I've updated the function a little here:
function html2ascii($s) {
// convert links
$s = preg_replace('/<a\s+.*? href="?([^\">]*)"?[^>]*>(.*?)<\/a>/i', '$2 ($1)', $s);
// convert p, br and hr tags
$s = preg_replace('@<(b|h)r[^>]*>(?=\<)@i', "\n", $s);
$s = preg_replace('@<p[^>]*>(?=\<)@i', "\n\n", $s);
$s = preg_replace('@<div[^>]*>(.*)(?=\<)@i', "\n" . '$1' . "\n", $s);
// convert bold and italic tags
$s = preg_replace('@<b[^>]*>(.*?)(?=\<)@i', '*$1*', $s);
$s = preg_replace('@<strong[^>]*>(.*?)(?=\<)@i', '*$1*', $s);
$s = preg_replace('@<i[^>]*>(.*?)(?=\<)@i', '_$1_', $s);
$s = preg_replace('@<em[^>]*>(.*?)(?=\<)@i', '_$1_', $s);
// decode any entities
$s = strtr($s,array_flip(get_html_translation_table(HTML_ENTITIES)));
// decode numbered entities
$s = preg_replace_callback('/&#(\d+);/', function($matches) {
return chr(str_replace(";", "", str_replace("&#", "",$matches[0])));
}, $s);
// strip any remaining HTML tags
$s = strip_tags($s);
// return the string
return $s;
}
However, I really wouldn't use regular expressions to parse HTML.
Comments
preg_replace_callback(): Requires argument 2, 'chr(str_replace(";", "", str_replace("&#","","$0")))', to be a valid callback
Thanks for the info Tradesouthwest. I have updated the post with some changes.

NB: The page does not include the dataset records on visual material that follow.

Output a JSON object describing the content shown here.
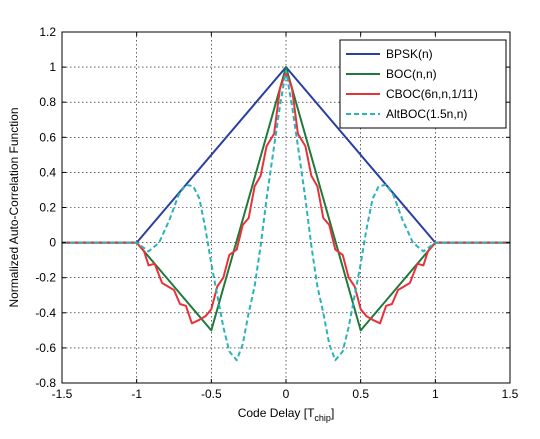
{
  "chart_data": {
    "type": "line",
    "title": "",
    "xlabel": "Code Delay [T",
    "xlabel_sub": "chip",
    "xlabel_end": "]",
    "ylabel": "Normalized Auto-Correlation Function",
    "xlim": [
      -1.5,
      1.5
    ],
    "ylim": [
      -0.8,
      1.2
    ],
    "xticks": [
      -1.5,
      -1,
      -0.5,
      0,
      0.5,
      1,
      1.5
    ],
    "xtick_labels": [
      "-1.5",
      "-1",
      "-0.5",
      "0",
      "0.5",
      "1",
      "1.5"
    ],
    "yticks": [
      -0.8,
      -0.6,
      -0.4,
      -0.2,
      0,
      0.2,
      0.4,
      0.6,
      0.8,
      1,
      1.2
    ],
    "ytick_labels": [
      "-0.8",
      "-0.6",
      "-0.4",
      "-0.2",
      "0",
      "0.2",
      "0.4",
      "0.6",
      "0.8",
      "1",
      "1.2"
    ],
    "grid": true,
    "legend_position": "top-right",
    "series": [
      {
        "name": "BPSK(n)",
        "color": "#2a3fa0",
        "dash": "solid",
        "x": [
          -1.5,
          -1,
          0,
          1,
          1.5
        ],
        "y": [
          0,
          0,
          1,
          0,
          0
        ]
      },
      {
        "name": "BOC(n,n)",
        "color": "#1f7a3c",
        "dash": "solid",
        "x": [
          -1.5,
          -1,
          -0.5,
          0,
          0.5,
          1,
          1.5
        ],
        "y": [
          0,
          0,
          -0.5,
          1,
          -0.5,
          0,
          0
        ]
      },
      {
        "name": "CBOC(6n,n,1/11)",
        "color": "#e8323a",
        "dash": "solid",
        "x": [
          -1.5,
          -1,
          -0.95,
          -0.92,
          -0.88,
          -0.83,
          -0.79,
          -0.75,
          -0.71,
          -0.67,
          -0.63,
          -0.58,
          -0.54,
          -0.5,
          -0.46,
          -0.42,
          -0.38,
          -0.33,
          -0.29,
          -0.25,
          -0.21,
          -0.17,
          -0.13,
          -0.08,
          -0.04,
          0,
          0.04,
          0.08,
          0.13,
          0.17,
          0.21,
          0.25,
          0.29,
          0.33,
          0.38,
          0.42,
          0.46,
          0.5,
          0.54,
          0.58,
          0.63,
          0.67,
          0.71,
          0.75,
          0.79,
          0.83,
          0.88,
          0.92,
          0.95,
          1,
          1.5
        ],
        "y": [
          0,
          0,
          -0.05,
          -0.13,
          -0.12,
          -0.23,
          -0.25,
          -0.27,
          -0.35,
          -0.36,
          -0.46,
          -0.44,
          -0.42,
          -0.38,
          -0.25,
          -0.2,
          -0.07,
          -0.04,
          0.1,
          0.14,
          0.32,
          0.38,
          0.55,
          0.62,
          0.88,
          0.97,
          0.88,
          0.62,
          0.55,
          0.38,
          0.32,
          0.14,
          0.1,
          -0.04,
          -0.07,
          -0.2,
          -0.25,
          -0.38,
          -0.42,
          -0.44,
          -0.46,
          -0.36,
          -0.35,
          -0.27,
          -0.25,
          -0.23,
          -0.12,
          -0.13,
          -0.05,
          0,
          0
        ]
      },
      {
        "name": "AltBOC(1.5n,n)",
        "color": "#2ab3b8",
        "dash": "dashed",
        "x": [
          -1.5,
          -1,
          -0.92,
          -0.85,
          -0.78,
          -0.72,
          -0.67,
          -0.62,
          -0.58,
          -0.54,
          -0.5,
          -0.46,
          -0.42,
          -0.38,
          -0.33,
          -0.29,
          -0.25,
          -0.21,
          -0.17,
          -0.13,
          -0.08,
          -0.04,
          0,
          0.04,
          0.08,
          0.13,
          0.17,
          0.21,
          0.25,
          0.29,
          0.33,
          0.38,
          0.42,
          0.46,
          0.5,
          0.54,
          0.58,
          0.62,
          0.67,
          0.72,
          0.78,
          0.85,
          0.92,
          1,
          1.5
        ],
        "y": [
          0,
          0,
          -0.05,
          0.0,
          0.13,
          0.27,
          0.33,
          0.32,
          0.25,
          0.08,
          -0.12,
          -0.3,
          -0.48,
          -0.62,
          -0.67,
          -0.58,
          -0.4,
          -0.25,
          -0.02,
          0.25,
          0.55,
          0.78,
          0.98,
          0.78,
          0.55,
          0.25,
          -0.02,
          -0.25,
          -0.4,
          -0.58,
          -0.67,
          -0.62,
          -0.48,
          -0.3,
          -0.12,
          0.08,
          0.25,
          0.32,
          0.33,
          0.27,
          0.13,
          0.0,
          -0.05,
          0,
          0
        ]
      }
    ]
  }
}
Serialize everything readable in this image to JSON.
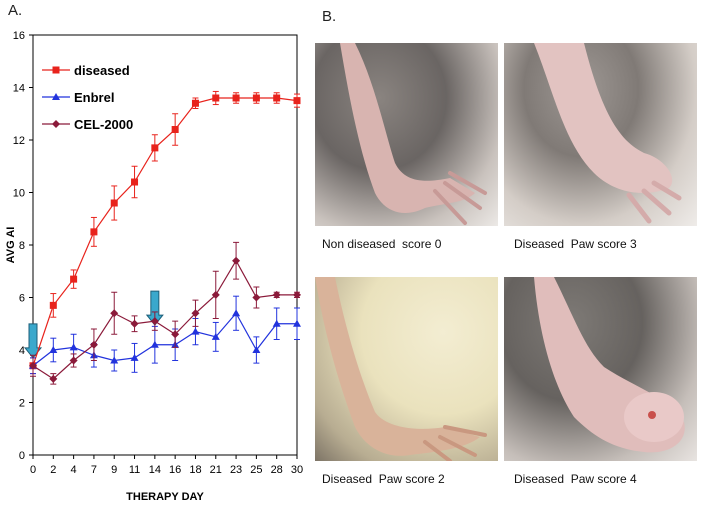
{
  "panel_a_label": "A.",
  "panel_b_label": "B.",
  "chart_data": {
    "type": "line",
    "xlabel": "THERAPY DAY",
    "ylabel": "AVG AI",
    "ylim": [
      0,
      16
    ],
    "yticks": [
      "0",
      "2",
      "4",
      "6",
      "8",
      "10",
      "12",
      "14",
      "16"
    ],
    "categories": [
      "0",
      "2",
      "4",
      "7",
      "9",
      "11",
      "14",
      "16",
      "18",
      "21",
      "23",
      "25",
      "28",
      "30"
    ],
    "legend_position": "top-left",
    "grid": false,
    "series": [
      {
        "name": "diseased",
        "color": "#e8231c",
        "marker": "square",
        "values": [
          3.4,
          5.7,
          6.7,
          8.5,
          9.6,
          10.4,
          11.7,
          12.4,
          13.4,
          13.6,
          13.6,
          13.6,
          13.6,
          13.5
        ],
        "errors": [
          0.3,
          0.45,
          0.35,
          0.55,
          0.65,
          0.6,
          0.5,
          0.6,
          0.2,
          0.25,
          0.2,
          0.2,
          0.2,
          0.25
        ]
      },
      {
        "name": "Enbrel",
        "color": "#2233dd",
        "marker": "triangle",
        "values": [
          3.4,
          4.0,
          4.1,
          3.8,
          3.6,
          3.7,
          4.2,
          4.2,
          4.7,
          4.5,
          5.4,
          4.0,
          5.0,
          5.0
        ],
        "errors": [
          0.3,
          0.45,
          0.5,
          0.45,
          0.4,
          0.55,
          0.7,
          0.6,
          0.5,
          0.55,
          0.65,
          0.5,
          0.6,
          0.6
        ]
      },
      {
        "name": "CEL-2000",
        "color": "#8b1a3a",
        "marker": "diamond",
        "values": [
          3.4,
          2.9,
          3.6,
          4.2,
          5.4,
          5.0,
          5.1,
          4.6,
          5.4,
          6.1,
          7.4,
          6.0,
          6.1,
          6.1
        ],
        "errors": [
          0.4,
          0.2,
          0.25,
          0.6,
          0.8,
          0.3,
          0.35,
          0.5,
          0.5,
          0.9,
          0.7,
          0.4,
          0.1,
          0.1
        ]
      }
    ],
    "arrows": [
      {
        "day": "0",
        "color": "#3aa8cc"
      },
      {
        "day": "14",
        "color": "#3aa8cc"
      }
    ]
  },
  "photos": [
    {
      "caption": "Non diseased  score 0",
      "icon": "mouse-paw-photo"
    },
    {
      "caption": "Diseased  Paw score 3",
      "icon": "mouse-paw-photo"
    },
    {
      "caption": "Diseased  Paw score 2",
      "icon": "mouse-paw-photo"
    },
    {
      "caption": "Diseased  Paw score 4",
      "icon": "mouse-paw-photo"
    }
  ]
}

Really helpful piece of code -- thanks! I had to add some replacements for my specific case, but the rest worked well (after all these years).
// LER: begin
// undo my prior replace space and tag chars
$s = str_replace('◃', '<', $s);
$s = str_replace('▹', '>', $s);
$s = str_replace(' ', ' ', $s);
// convert my line numbers, after above, * or **\d{1,3} to \n
$s = preg_replace('@\*{1,3}\d{1,4}:\[email protected]',"\n", $s);
// strtr above is changing some spaces or tabs to hex a0 and c2 chars, undo it
$s = preg_replace('@\[email protected]', ' ', $s);
$s = preg_replace('@\[email protected]', '', $s);
// my tabs, but above replacements resulted in 3 not 4 spaces per tab
$s = str_replace(' ', "\t", $s);
$s = str_replace(" \n", "\n", $s); // ok; preg_replace('@\[email protected]', "\n", $s) FAILED!
// LER: end
Thanks for the info Lawrence, glad you found it useful!